Der in die Finanzkrise geschlitterte Filmproduzent Senator Entertainment SMN.ETR schließt eine Insolvenz nicht aus, hofft aber immer noch auf eine Lösung mit den Banken.
Wie ein Unternehmenssprecher am Donnerstag auf Anfrage sagte, werde "in wenigen Wochen" eine Entscheidung über die Zukunft des Unternehmens fallen. Senator führe nun Gespräche mit seinen Kreditgebern. "Es wird schnell reagiert, um das Gleichgewicht wieder herzustellen," sagte der Sprecher.
Erste Verhandlungsergebnisse gebe es noch nicht.
Senator hatte am Morgen mitgeteilt, dass wegen hoher Abschreibungen auf das Filmvermögen und Unternehmensbeteiligungen im vergangenen Jahr das Grundkapital komplett aufgezehrt wurde.
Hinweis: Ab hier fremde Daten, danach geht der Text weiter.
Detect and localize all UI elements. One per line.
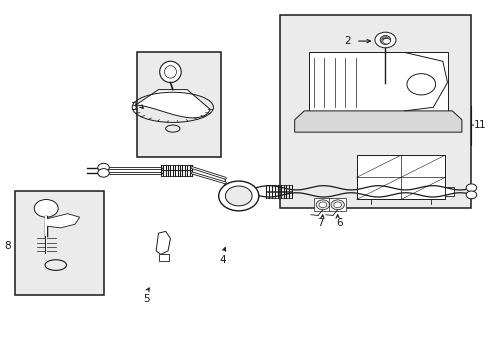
- Circle shape: [330, 200, 344, 210]
- Bar: [356, 155, 444, 199]
- Text: 4: 4: [219, 255, 226, 265]
- Circle shape: [379, 37, 387, 43]
- Circle shape: [465, 191, 476, 199]
- Polygon shape: [156, 231, 170, 255]
- Circle shape: [380, 36, 387, 42]
- Circle shape: [382, 39, 389, 44]
- Bar: [308, 53, 447, 111]
- Text: 7: 7: [316, 218, 323, 228]
- Text: 1: 1: [473, 120, 480, 130]
- Circle shape: [316, 200, 329, 210]
- Circle shape: [98, 168, 109, 177]
- Text: 5: 5: [143, 294, 149, 304]
- Bar: [15, 191, 103, 295]
- Circle shape: [318, 202, 326, 208]
- Circle shape: [98, 163, 109, 172]
- Polygon shape: [294, 111, 461, 132]
- Bar: [137, 53, 220, 157]
- Circle shape: [34, 199, 58, 217]
- Text: 1: 1: [478, 120, 484, 130]
- Circle shape: [218, 181, 258, 211]
- Bar: [280, 15, 470, 208]
- Ellipse shape: [160, 61, 181, 82]
- Circle shape: [380, 39, 387, 44]
- Polygon shape: [135, 90, 210, 118]
- Text: 2: 2: [343, 36, 350, 46]
- Circle shape: [383, 37, 390, 43]
- Circle shape: [382, 36, 389, 42]
- Circle shape: [225, 186, 252, 206]
- Circle shape: [465, 184, 476, 192]
- Text: 3: 3: [130, 102, 137, 112]
- Text: 8: 8: [4, 240, 10, 251]
- Bar: [328, 198, 346, 211]
- Bar: [444, 187, 453, 196]
- Bar: [159, 255, 169, 261]
- Circle shape: [374, 32, 395, 48]
- Circle shape: [381, 35, 388, 41]
- Circle shape: [381, 39, 388, 45]
- Bar: [314, 198, 331, 211]
- Circle shape: [406, 74, 435, 95]
- Polygon shape: [46, 214, 80, 228]
- Text: 6: 6: [335, 218, 342, 228]
- Circle shape: [333, 202, 341, 208]
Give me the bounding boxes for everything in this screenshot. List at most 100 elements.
Die Höhe der Abschreibungen wollte der Sprecher nicht nennen, da der Jahresabschluss noch nicht komplett unter Dach und Fach sei. Die Senator-Aktie stürzte am Donnerstagmorgen sinkflugartig ab: Der Kurs brach um 20,69 Prozent auf 0,46 Euro ein.
2003 OPERATIV ERNEUT ROTE ZAHLEN
Vor zwei Tagen hatte Senator einen voraussichtlichen Umsatz für das Geschäftsjahr 2003 zwischen 54 und 57 Millionen Euro angekündigt. Das Ergebnis vor Zinsen, Steuern und Abschreibungen soll sich auf 20 bis 24 Millionen Euro belaufen. Operativ werde Senator für 2003 erneut eine rote Zahl melden, kündigte der Sprecher am Donnerstag an. "Aber eine kleinere als im Vorjahr." Für 2004 peile Senator operativ wieder schwarze Zahlen an.
Senator hatte bereits im Jahr 2002 einen Rekordverlust von 178 Millionen Euro präsentiert. Im ersten Halbjahr des vergangenen Jahres war ein Verlust von 6,9 Millionen Euro angefallen. Die jetzt angekündigten Abschreibungen beziehen sich vorwiegend auf ältere Titel des Senator-Filmkatalogs. Senator hatte die Abschreibungen mit den "sich anhaltend verschlechternden Marktverhältnissen in der Kinobranche sowie im internationalen und nationalen Lizenzhandel" begründet.